There seems to be a basic fallacy that someone can come along and learn some machine learning or AI algorithms, set them up as a black box, hit go, and sit back while they retire.
My advice to you:
Learn statistics and machine learning first, then worry about how to apply them to a given problem. There is no free lunch here. Data analysis is hard work. Read "The Elements of Statistical Learning" (the pdf is available for free on the website), and don't start trying to build a model until you understand at least the first 8 chapters.
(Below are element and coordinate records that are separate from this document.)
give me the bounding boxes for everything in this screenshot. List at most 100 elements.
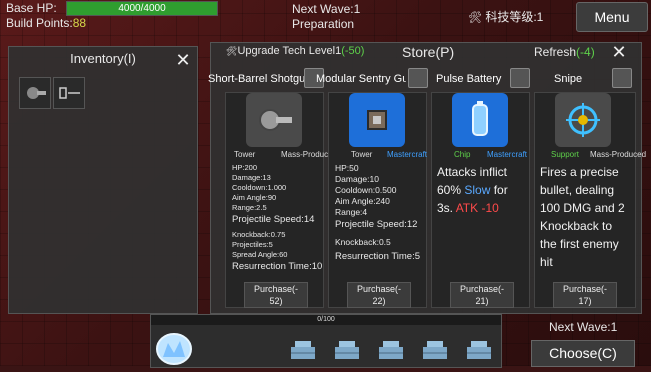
stat-line: Projectiles:5 <box>232 240 273 249</box>
card-production: Mass-Produced <box>590 150 647 159</box>
card-type: Tower <box>351 150 373 159</box>
phase-label: Preparation <box>292 17 355 31</box>
stat-line: Resurrection Time:10 <box>232 261 323 272</box>
tech-level-label: 科技等级:1 <box>485 10 544 24</box>
desc-line: the first enemy <box>540 237 619 251</box>
purchase-cost: 52) <box>269 296 283 306</box>
build-bar: 0/100 <box>150 314 502 368</box>
store-card[interactable]: Support Mass-Produced Fires a precise bu… <box>534 92 646 308</box>
purchase-button[interactable]: Purchase(- 17) <box>553 282 617 308</box>
build-points-value: 88 <box>72 16 87 30</box>
upgrade-tech-label: Upgrade Tech Level1 <box>237 45 342 57</box>
store-card[interactable]: Tower Mass-Produced HP:200 Damage:13 Coo… <box>225 92 337 308</box>
card-title: Snipe <box>554 73 583 85</box>
card-description: Fires a precise bullet, dealing 100 DMG … <box>540 163 625 271</box>
card-type: Chip <box>454 150 471 159</box>
wall-block-icon[interactable] <box>461 329 497 365</box>
wall-block-icon[interactable] <box>417 329 453 365</box>
inventory-close-button[interactable]: ✕ <box>174 51 192 69</box>
desc-line: Fires a precise <box>540 165 619 179</box>
base-hp-label: Base HP: <box>6 1 57 15</box>
card-stats: HP:50 Damage:10 Cooldown:0.500 Aim Angle… <box>335 163 420 263</box>
card-type: Tower <box>234 150 256 159</box>
lock-icon[interactable] <box>408 68 428 88</box>
store-card[interactable]: Chip Mastercraft Attacks inflict 60% Slo… <box>431 92 530 308</box>
card-production: Mastercraft <box>387 150 428 159</box>
stat-line: Knockback:0.5 <box>335 237 391 247</box>
stat-line: Range:4 <box>335 207 368 217</box>
card-description: Attacks inflict 60% Slow for 3s. ATK -10 <box>437 163 508 217</box>
refresh-button[interactable]: Refresh(-4) <box>534 45 595 59</box>
lock-icon[interactable] <box>510 68 530 88</box>
desc-line: Knockback to <box>540 219 613 233</box>
next-wave-top: Next Wave:1 <box>292 2 361 16</box>
inventory-item-slot[interactable] <box>19 77 51 109</box>
next-wave-bottom: Next Wave:1 <box>549 320 618 334</box>
wave-progress-bar: 0/100 <box>151 315 501 325</box>
purchase-label: Purchase(- <box>356 284 401 294</box>
sentry-gun-icon <box>349 93 405 147</box>
refresh-cost: (-4) <box>576 45 595 59</box>
purchase-label: Purchase(- <box>562 284 607 294</box>
base-crystal-icon[interactable] <box>153 327 195 367</box>
inventory-title: Inventory(I) <box>70 51 136 66</box>
stat-line: Cooldown:0.500 <box>335 185 397 195</box>
inventory-panel: Inventory(I) ✕ <box>8 46 198 314</box>
stat-line: Cooldown:1.000 <box>232 183 287 192</box>
inventory-item-slot[interactable] <box>53 77 85 109</box>
stat-line: Damage:13 <box>232 173 271 182</box>
purchase-label: Purchase(- <box>459 284 504 294</box>
atk-penalty: ATK -10 <box>455 201 499 215</box>
shotgun-tower-icon <box>246 93 302 147</box>
cable-item-icon <box>59 87 80 99</box>
stat-line: Knockback:0.75 <box>232 230 286 239</box>
purchase-button[interactable]: Purchase(- 52) <box>244 282 308 308</box>
upgrade-wrench-icon: 🛠 <box>226 46 238 56</box>
choose-button[interactable]: Choose(C) <box>531 340 635 367</box>
wall-block-icon[interactable] <box>373 329 409 365</box>
refresh-label: Refresh <box>534 45 577 59</box>
stat-line: Projectile Speed:14 <box>232 214 315 225</box>
build-points-label: Build Points: <box>6 16 73 30</box>
wall-block-icon[interactable] <box>285 329 321 365</box>
purchase-cost: 17) <box>578 296 592 306</box>
purchase-cost: 21) <box>475 296 489 306</box>
stat-line: HP:50 <box>335 163 359 173</box>
base-hp-value: 4000/4000 <box>118 3 166 14</box>
desc-line: bullet, dealing <box>540 183 615 197</box>
menu-button[interactable]: Menu <box>576 2 648 32</box>
tech-wrench-icon: 🛠 <box>468 12 482 24</box>
stat-line: Projectile Speed:12 <box>335 219 418 230</box>
store-card[interactable]: Tower Mastercraft HP:50 Damage:10 Cooldo… <box>328 92 427 308</box>
stat-line: Range:2.5 <box>232 203 267 212</box>
stat-line: Damage:10 <box>335 174 379 184</box>
purchase-label: Purchase(- <box>253 284 298 294</box>
desc-line: Attacks inflict <box>437 165 508 179</box>
purchase-button[interactable]: Purchase(- 22) <box>347 282 411 308</box>
desc-line: 100 DMG and 2 <box>540 201 625 215</box>
desc-text: for <box>490 183 508 197</box>
stat-line: HP:200 <box>232 163 258 172</box>
build-points: Build Points:88 <box>6 16 86 30</box>
stat-line: Aim Angle:240 <box>335 196 390 206</box>
upgrade-tech-button[interactable]: 🛠Upgrade Tech Level1(-50) <box>226 45 364 57</box>
stat-line: Aim Angle:90 <box>232 193 277 202</box>
purchase-cost: 22) <box>372 296 386 306</box>
base-hp-bar: 4000/4000 <box>66 1 218 16</box>
desc-line: 60% Slow for <box>437 181 508 199</box>
pulse-battery-icon <box>452 93 508 147</box>
upgrade-tech-cost: (-50) <box>341 45 365 57</box>
desc-text: 3s. <box>437 201 456 215</box>
card-title: Pulse Battery <box>436 73 502 85</box>
store-close-button[interactable]: ✕ <box>610 43 628 61</box>
purchase-button[interactable]: Purchase(- 21) <box>450 282 514 308</box>
card-production: Mastercraft <box>487 150 528 159</box>
snipe-target-icon <box>555 93 611 147</box>
card-type: Support <box>551 150 580 159</box>
slow-keyword: Slow <box>464 183 491 197</box>
wall-block-icon[interactable] <box>329 329 365 365</box>
lock-icon[interactable] <box>612 68 632 88</box>
stat-line: Resurrection Time:5 <box>335 251 421 262</box>
desc-line: hit <box>540 255 553 269</box>
desc-line: 3s. ATK -10 <box>437 199 508 217</box>
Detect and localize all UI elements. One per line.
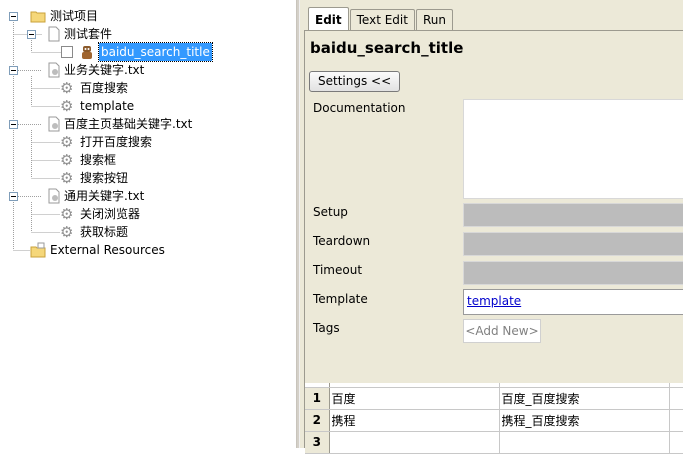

Once you understand the statistics and machine learning, then you need to learn how to backtest and build a trading model, accounting for transaction costs, etc. which is a whole other area.
After you have a handle on both the analysis and the finance, then it will be somewhat obvious how to apply it. The entire point of these algorithms is trying to find a way to fit a model
to data and produce low bias and variance in prediction (i.e. that the training and test prediction error will be low and similar). Here is an example of a trading system using a support vector machine in R. but just keep in mind that you will be doing yourself a huge disservice if you don't spend the time to understand the basics before trying to apply something esoteric.
Just to add an entertaining update: I recently came across this master's thesis: "A Novel Algorithmic Trading Framework Applying Evolution and Machine Learning for Portfolio Optimization" (2012). It's an extensive review of different machine learning approaches compared against buy-and-hold. After almost 200 pages, they reach the basic conclusion: "No trading system was able to outperform the benchmark when using transaction costs." Needless to say, this does not mean that it can't be done (I haven't spent any time reviewing their methods to see the validity of the approach), but it certainly provides some more evidence in favor of the no-free lunch theorem.